[e2e] It's all my fault

Vadim Antonov avg at kotovnik.com
Wed May 16 19:33:03 PDT 2007


On Wed, 16 May 2007, Noel Chiappa wrote:

> Vadim, you ought to consider that all this neat packet networking stuff only
> exists now because for many years (during Baran's first RAND work ca. 1960-64,
> then during the ARPANet development in the late 60's-early-70's, and then the
> early internetwork work in the 1975-1982 time-frame) this stuff was all funded
> by "bureaucrats in DC".

You're making the common logical error known to economists as "What is 
seen and what is not seen" fallacy, first explained by Frederic Bastiat. 
Look it up.

The fact that government hired a bright person to do some work does not
mean that the very same person (or another person just as bright) wouldn't
do the same if hired by a private company for the same wage (if
govnernment didn't expropriate it earlier).  In fact, the principle of
storing and forwarding chunks of discrete data was in commercial use long
before Baran's work - it was common since Victorian times in telegraph
networks. The routers were people. (Well, so were the computers.)

In fact, the Internet was impossible without transistors and
minicomputers;  and their availability is what make Internet possible.  
Somebody would've (re)discovered the basic ideas of store-and-forward
networks anyway.

The real role of the government in the history of the Internet was
stalling, obfuscating, and supporting monopolism.  If not for the
government-propped monopoly of AT&T, we'd see widely available commercial
data networks in early 80s, not in 90s - the technology was there.
 
If you check the track record of DARPA's performance on other projects 
you'll see that nearly all of them were total disasters.

> There was *no* commercial market for any of this stuff back then,

Surely there was just as much demand for communications between people as
there is now. I do not think human nature radically changed in the last
half century.  In fact, the market for "the Internet" was created not by
availability of TCP/IP networks, but by the lowly BBSes, e-mail, and
USENET.  Neither of which depended on anything developed by DARPA-funded
research.

> (A fact of which I am well aware, because
> I was one of the first people - maybe the first, actually - to make money
> selling IP routers commercially - and that was in 1984 or so, almost 10 years
> after the bureacrats starting putting money into TCP/IP.)

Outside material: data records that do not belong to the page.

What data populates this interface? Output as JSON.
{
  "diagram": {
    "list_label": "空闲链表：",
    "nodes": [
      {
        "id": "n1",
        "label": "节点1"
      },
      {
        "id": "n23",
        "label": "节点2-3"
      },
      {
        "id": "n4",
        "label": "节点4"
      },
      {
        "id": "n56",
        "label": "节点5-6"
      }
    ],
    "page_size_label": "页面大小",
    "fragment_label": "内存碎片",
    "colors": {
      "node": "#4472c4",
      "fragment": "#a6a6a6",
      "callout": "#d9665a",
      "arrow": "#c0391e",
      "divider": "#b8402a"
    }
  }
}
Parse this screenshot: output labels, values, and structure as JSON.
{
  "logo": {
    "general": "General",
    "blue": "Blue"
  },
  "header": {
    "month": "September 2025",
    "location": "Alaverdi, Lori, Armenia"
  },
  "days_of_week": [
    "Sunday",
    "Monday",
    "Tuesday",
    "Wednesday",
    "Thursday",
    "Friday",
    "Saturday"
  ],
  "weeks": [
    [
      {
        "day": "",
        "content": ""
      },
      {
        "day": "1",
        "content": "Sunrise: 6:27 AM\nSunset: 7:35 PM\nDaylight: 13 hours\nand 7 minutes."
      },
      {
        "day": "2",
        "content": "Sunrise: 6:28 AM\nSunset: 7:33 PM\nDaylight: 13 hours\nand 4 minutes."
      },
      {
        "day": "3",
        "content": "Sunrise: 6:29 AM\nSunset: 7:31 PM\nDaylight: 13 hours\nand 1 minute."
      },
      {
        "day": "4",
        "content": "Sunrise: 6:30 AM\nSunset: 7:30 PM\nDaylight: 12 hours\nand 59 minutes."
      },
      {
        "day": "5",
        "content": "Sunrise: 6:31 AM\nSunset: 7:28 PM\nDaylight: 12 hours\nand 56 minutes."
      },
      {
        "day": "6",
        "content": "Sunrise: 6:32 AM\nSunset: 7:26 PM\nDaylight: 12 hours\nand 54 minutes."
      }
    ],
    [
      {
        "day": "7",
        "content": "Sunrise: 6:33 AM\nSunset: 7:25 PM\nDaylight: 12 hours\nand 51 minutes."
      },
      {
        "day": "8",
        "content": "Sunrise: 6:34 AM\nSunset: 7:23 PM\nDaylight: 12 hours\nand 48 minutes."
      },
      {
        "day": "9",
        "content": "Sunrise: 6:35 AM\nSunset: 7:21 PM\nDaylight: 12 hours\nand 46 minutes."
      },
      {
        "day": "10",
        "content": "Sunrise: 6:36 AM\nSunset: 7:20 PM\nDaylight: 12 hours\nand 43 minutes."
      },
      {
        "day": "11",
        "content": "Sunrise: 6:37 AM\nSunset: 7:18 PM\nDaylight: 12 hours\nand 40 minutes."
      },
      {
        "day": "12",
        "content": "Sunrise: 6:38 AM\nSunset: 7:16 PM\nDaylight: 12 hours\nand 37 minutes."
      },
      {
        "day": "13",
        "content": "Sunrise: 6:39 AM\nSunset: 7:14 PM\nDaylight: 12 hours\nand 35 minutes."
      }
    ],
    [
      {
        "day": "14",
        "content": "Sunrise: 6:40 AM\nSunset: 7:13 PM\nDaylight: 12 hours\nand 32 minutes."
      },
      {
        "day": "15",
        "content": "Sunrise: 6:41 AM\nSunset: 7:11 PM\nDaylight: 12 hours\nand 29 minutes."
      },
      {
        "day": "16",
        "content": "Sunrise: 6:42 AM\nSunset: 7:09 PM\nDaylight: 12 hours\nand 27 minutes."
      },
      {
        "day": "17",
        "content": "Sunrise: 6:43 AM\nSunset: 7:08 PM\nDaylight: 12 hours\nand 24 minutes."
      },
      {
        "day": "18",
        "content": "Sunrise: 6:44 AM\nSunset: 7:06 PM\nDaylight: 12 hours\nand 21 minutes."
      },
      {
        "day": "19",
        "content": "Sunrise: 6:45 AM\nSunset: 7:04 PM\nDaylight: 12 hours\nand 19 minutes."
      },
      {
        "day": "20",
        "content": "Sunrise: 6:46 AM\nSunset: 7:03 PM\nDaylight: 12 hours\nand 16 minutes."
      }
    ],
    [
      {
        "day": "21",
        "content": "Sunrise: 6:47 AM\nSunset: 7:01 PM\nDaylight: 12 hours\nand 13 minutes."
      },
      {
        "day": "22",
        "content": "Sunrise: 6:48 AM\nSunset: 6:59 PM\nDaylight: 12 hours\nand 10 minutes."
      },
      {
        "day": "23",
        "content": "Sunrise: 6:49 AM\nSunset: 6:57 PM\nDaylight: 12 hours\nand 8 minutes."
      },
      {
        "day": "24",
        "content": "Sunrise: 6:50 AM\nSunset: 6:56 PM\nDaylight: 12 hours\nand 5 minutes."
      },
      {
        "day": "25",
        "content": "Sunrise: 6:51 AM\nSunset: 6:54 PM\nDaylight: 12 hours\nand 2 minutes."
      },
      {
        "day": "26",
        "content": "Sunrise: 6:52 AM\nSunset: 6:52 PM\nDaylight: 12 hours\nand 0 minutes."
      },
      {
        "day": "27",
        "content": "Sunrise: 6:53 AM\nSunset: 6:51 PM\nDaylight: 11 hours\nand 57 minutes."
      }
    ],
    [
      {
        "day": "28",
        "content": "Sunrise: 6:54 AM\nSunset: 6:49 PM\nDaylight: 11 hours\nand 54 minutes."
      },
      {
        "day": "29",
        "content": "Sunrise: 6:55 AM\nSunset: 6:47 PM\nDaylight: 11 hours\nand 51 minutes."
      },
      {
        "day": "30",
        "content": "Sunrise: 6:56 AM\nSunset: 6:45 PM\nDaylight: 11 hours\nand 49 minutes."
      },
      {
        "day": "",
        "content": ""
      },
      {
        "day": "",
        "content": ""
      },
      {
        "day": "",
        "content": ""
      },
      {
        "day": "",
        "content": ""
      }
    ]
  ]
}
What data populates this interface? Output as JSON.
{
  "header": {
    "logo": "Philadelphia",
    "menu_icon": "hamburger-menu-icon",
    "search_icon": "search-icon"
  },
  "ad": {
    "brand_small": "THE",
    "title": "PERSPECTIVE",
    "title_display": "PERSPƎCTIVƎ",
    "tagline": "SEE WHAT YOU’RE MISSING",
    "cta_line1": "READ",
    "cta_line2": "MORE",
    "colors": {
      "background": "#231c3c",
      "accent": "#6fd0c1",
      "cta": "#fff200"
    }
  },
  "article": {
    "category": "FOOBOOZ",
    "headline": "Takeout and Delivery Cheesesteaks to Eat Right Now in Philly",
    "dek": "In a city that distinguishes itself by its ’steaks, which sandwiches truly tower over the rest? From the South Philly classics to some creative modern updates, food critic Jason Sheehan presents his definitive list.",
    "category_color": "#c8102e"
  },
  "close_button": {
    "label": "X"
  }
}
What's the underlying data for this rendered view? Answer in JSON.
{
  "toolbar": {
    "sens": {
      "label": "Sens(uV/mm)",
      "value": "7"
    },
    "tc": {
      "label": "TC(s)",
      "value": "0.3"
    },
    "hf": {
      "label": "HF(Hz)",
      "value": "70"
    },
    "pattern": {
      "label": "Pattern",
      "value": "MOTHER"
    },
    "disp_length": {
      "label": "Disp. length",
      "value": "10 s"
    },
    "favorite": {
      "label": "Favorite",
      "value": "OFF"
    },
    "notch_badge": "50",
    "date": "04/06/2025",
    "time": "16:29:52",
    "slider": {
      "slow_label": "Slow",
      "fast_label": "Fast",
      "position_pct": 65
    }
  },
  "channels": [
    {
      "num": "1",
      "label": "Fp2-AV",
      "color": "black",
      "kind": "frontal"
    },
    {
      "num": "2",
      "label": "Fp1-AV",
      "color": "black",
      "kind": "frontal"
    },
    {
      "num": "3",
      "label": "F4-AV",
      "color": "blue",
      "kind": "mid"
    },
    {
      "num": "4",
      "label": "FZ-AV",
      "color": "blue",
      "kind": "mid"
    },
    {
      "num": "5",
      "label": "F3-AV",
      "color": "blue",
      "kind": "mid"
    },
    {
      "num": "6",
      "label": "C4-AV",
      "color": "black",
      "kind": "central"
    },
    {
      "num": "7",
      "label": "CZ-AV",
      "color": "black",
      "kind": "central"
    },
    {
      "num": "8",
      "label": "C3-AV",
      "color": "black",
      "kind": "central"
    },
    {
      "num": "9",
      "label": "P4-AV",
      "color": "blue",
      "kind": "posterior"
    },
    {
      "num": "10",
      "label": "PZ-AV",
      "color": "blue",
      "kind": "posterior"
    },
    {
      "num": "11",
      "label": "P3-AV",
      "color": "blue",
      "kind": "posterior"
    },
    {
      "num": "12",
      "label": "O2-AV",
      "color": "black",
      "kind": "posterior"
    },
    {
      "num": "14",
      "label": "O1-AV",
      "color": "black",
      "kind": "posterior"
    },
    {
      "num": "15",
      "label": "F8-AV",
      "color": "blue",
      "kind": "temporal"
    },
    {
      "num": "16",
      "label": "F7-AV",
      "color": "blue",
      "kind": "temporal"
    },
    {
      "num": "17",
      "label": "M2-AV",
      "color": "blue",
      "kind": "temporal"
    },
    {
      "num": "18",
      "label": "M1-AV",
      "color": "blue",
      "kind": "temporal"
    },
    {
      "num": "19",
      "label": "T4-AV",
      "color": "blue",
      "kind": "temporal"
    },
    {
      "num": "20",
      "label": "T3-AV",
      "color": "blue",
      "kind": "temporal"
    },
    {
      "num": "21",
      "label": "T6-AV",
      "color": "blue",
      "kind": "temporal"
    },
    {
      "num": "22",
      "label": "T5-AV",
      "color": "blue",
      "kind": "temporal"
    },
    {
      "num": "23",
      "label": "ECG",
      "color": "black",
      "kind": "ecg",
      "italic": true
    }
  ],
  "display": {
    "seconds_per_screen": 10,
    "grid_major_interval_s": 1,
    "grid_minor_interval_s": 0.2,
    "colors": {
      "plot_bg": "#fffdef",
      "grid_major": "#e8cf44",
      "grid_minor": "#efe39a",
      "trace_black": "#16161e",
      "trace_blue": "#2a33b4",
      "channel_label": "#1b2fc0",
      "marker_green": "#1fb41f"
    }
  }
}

There was no market for IP routers... why?  May it be because there was no
Intel with 8086 and no IBM with PCs, and no Bill Gates with Windows, and
no Apple? Or because Ma Bell was sitting pretty enjoying monopoly it
grabbed by legal maneuvers starting in 1879 and culminating in Kingsbury
Commitment of 1913?
 
Surely, it is hard to sell a network boxes when there's nothing to 
connect, right? And when you're prohibited by law from laying your own 
cables and putting up microwave towers?

Claiming the impossibility of the Internet without the contribution of a
particular research based on the ideas which were known for over a hundred
years and only waited availaibility of technology to get implemented in
automated form is, well, stretching the truth very thinly.

> In fact, to add a nice topping of irony, many commercial communications people
> of the day (circa 1980) said much the same things about TCP/IP (which you seem
> to like) that you are now saying about other efforts: I distinctly recall the
> TCP/IP people being told to "roll up our toy academic network" (and yes, they
> explicitly and definitely used the work "academic") and go home.

For all I know, that could result in some better-designed networks. Or may
not. Or it could result in something totally different. What *is* a
well-established fact is that monopoly in every area of human endeavour
leads to stagnation.

In any case, the telcos now own the network. Not academic people. And it
is a vastly different network, too. With tons of band-aids and workarounds
and ugly hacks needed to keep it running despite short-sighted decisions
made by the original designers.

> So you might want to remember that when you dump on these new "academic"
> ideas.

I'm not dumping on ideas - ideas can be good, or bad, or whatever.  
They're harmless, mostly. I'm against people calling for what amounts to
armed robbery for the sake of grandioze communal projects.  And against 
the attendant mythology of the academic priesthood in the Temple of Ideas 
at the service of the Benevolent Shepherds of The People.